The problems in Mathematics were growing complex enough that many mathematicians were developing models and languages for expressing their algorithms. This was one of the driving factors in the development of computers and Computer Science as a discipline.
What does the programmer do when writing in Prolog?
The programmer provides a database of facts and predicates that tell Prolog about a problem. In Prolog, the programmer describes the problem instead of programming the solution.
What are the three divisions of data memory called?
The runtime stack, global memory, and the heap.
Construct a leftmost derivation for the prefix expression +4 * -abx.
This is a leftmost derivation of the expression. E ⇒ +E E ⇒ +4E ⇒ +4 ∗ E E ⇒ +4 ∗ −EEE ⇒ +4 ∗ −aEE ⇒ +4∗ − abE ⇒ +4 ∗ −abx
Construct a derivation for the infix expression 4 + (a - b) * x.
This is a leftmost derivation of the expression. There are other derivations that would be correct as well. E ⇒ E + T ⇒ T + T ⇒ F + T ⇒ 4 + T ⇒ 4 + T ∗ F ⇒ 4 + F ∗ F ⇒ 4 + (E) ∗ F ⇒ 4 + (E − T ) ∗ F ⇒ 4 + (T − T ) ∗ F ⇒ 4 + (F − T ) ∗ F ⇒ 4 + (a − T ) ∗ F ⇒ 4 + (a − F) ∗ F ⇒ 4 + (a − b) ∗ F ⇒ 4 + (a − b) ∗ x
Construct a rightmost derivation for the expression x * y + z.
This is a rightmost derivation of the expression. There is only one correct rightmost derivation. E ⇒ E +T ⇒ E + F ⇒ E +z ⇒ T +z ⇒ T ∗ F +z ⇒ T ∗ y +z ⇒ F ∗ y +z ⇒ x ∗ y +z
Consider the expression (6 + 5) * 4. What are the contents of the pushdown automaton's stack as the expression is parsed using a bottom-up parser? Show the stack after each shift and each reduce operation.

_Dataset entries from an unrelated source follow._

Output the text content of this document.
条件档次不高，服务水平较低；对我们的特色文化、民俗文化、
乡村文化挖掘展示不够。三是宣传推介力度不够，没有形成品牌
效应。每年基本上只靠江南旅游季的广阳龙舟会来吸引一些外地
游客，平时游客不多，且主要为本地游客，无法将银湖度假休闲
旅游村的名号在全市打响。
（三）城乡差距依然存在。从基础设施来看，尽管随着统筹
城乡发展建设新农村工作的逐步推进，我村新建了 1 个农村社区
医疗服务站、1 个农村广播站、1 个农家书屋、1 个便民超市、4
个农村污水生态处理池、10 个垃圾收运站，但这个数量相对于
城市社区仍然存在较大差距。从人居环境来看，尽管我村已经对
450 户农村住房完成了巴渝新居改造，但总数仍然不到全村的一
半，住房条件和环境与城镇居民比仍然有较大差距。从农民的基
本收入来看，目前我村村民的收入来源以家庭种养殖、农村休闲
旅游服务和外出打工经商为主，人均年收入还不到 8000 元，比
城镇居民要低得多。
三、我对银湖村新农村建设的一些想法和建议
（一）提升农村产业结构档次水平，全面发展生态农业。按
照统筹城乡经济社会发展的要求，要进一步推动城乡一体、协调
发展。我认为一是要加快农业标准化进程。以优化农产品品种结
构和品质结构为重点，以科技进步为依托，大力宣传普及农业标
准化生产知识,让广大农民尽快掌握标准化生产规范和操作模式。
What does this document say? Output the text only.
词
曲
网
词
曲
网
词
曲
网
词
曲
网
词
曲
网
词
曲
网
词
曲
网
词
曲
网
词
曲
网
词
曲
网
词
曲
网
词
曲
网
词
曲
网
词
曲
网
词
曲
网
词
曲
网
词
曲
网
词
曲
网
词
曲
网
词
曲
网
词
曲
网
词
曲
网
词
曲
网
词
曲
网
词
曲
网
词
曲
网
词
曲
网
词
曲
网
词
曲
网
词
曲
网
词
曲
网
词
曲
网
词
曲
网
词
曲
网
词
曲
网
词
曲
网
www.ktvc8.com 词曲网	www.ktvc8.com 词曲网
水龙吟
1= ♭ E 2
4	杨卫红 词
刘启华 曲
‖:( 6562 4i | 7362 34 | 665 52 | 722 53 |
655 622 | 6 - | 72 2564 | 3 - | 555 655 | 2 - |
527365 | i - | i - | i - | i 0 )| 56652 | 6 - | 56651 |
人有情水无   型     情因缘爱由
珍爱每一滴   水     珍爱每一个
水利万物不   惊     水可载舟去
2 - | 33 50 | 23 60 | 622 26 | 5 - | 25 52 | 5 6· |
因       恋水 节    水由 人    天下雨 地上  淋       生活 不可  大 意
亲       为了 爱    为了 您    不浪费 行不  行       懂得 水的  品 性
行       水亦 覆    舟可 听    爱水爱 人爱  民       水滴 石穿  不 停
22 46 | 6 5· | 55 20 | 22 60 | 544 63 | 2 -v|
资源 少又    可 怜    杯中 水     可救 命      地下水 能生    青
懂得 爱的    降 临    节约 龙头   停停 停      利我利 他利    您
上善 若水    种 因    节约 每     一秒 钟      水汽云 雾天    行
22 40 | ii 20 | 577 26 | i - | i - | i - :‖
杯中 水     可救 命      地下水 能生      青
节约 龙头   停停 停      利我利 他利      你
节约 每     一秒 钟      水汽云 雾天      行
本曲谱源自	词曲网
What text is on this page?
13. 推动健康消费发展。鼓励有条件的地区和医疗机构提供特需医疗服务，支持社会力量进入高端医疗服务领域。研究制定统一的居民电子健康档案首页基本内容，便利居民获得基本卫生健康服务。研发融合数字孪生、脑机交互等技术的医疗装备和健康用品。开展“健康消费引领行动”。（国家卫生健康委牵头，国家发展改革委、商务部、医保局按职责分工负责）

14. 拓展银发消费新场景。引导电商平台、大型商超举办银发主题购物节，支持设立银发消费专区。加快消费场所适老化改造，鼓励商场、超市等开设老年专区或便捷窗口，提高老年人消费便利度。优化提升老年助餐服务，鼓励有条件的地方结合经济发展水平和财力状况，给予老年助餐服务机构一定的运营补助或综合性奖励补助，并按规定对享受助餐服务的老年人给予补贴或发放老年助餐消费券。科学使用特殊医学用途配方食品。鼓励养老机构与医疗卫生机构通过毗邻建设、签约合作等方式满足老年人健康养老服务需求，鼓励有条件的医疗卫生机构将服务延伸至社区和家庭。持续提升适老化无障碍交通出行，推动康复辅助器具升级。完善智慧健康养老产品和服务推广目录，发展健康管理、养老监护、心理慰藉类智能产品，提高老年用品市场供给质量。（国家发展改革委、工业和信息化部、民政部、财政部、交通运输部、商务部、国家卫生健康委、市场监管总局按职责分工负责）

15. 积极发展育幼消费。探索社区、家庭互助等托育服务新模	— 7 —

To complete this problem, it is best to do a rightmost derivation of (6 + 5) * 4 first. Once that derivation is complete, you go through the derivation backwards. The difference in each step of the derivation tells you whether you shift or reduce. Here is the result: E ⇒ T ⇒ T ∗ F ⇒ T ∗ 4 ⇒ F ∗ 4 ⇒ (E) ∗ 4 ⇒ (E + T ) ∗ 4 ⇒ (E + F) ∗ 4 ⇒ (E + 5) ∗ 4 ⇒ (T + 5) ∗ 4 ⇒ (F + 5) ∗ 4 ⇒ (6 + 5) ∗ 4 We get the following operations from this. Stack contents have the top on the right up to the dot. Everything after the dot has not been read yet. We shift when we must move through the tokens to get to the next place we are reducing. Each step in the reverse derivation provides the reduce operations. Since there are seven tokens there should be seven shift operations. 1. Initially: . (6 + 5) * 4 2. Shift: ( . 6 + 5) * 4 3. Shift:(6. + 5 ) ∗ 4 4. Reduce by rule 5: ( F . + 5 ) ∗ 4 5. Reduce by rule 4:(T. + 5 ) ∗ 4 6. Reduce by rule 2:(E. + 5 ) ∗ 4 7. Shift: ( E + .5) ∗ 4 8. Shift: ( E + 5.) ∗ 4 9. Reduce by rule 5: ( E + F.) ∗ 4 10. Reduce by rule 4: ( E + T.) ∗ 4 11. Shift: ( E + T). ∗ 4 12. Reduce by rule 1:(E). ∗ 4 13. Reduce by rule 6: F . ∗ 4 14. Reduce by rule 4: T . ∗ 4 15. Shift: T ∗ . 4 16. Shift: T ∗ 4 . 17. Reduce by rule 5: T ∗ F . 18. Reduce by rule 3: T . 19. Reduce by rule 2: E .
What is the primary goal of imperative, object-oriented programming?
To update memory by updating variables and/or objects as the program executes. The primary operation is memory updates.
How many programs can you write in a logic programming language like Prolog?
You never write a program in Prolog. You write a database of rules in Prolog that tell the single Prolog program (depth first search) how to proceed.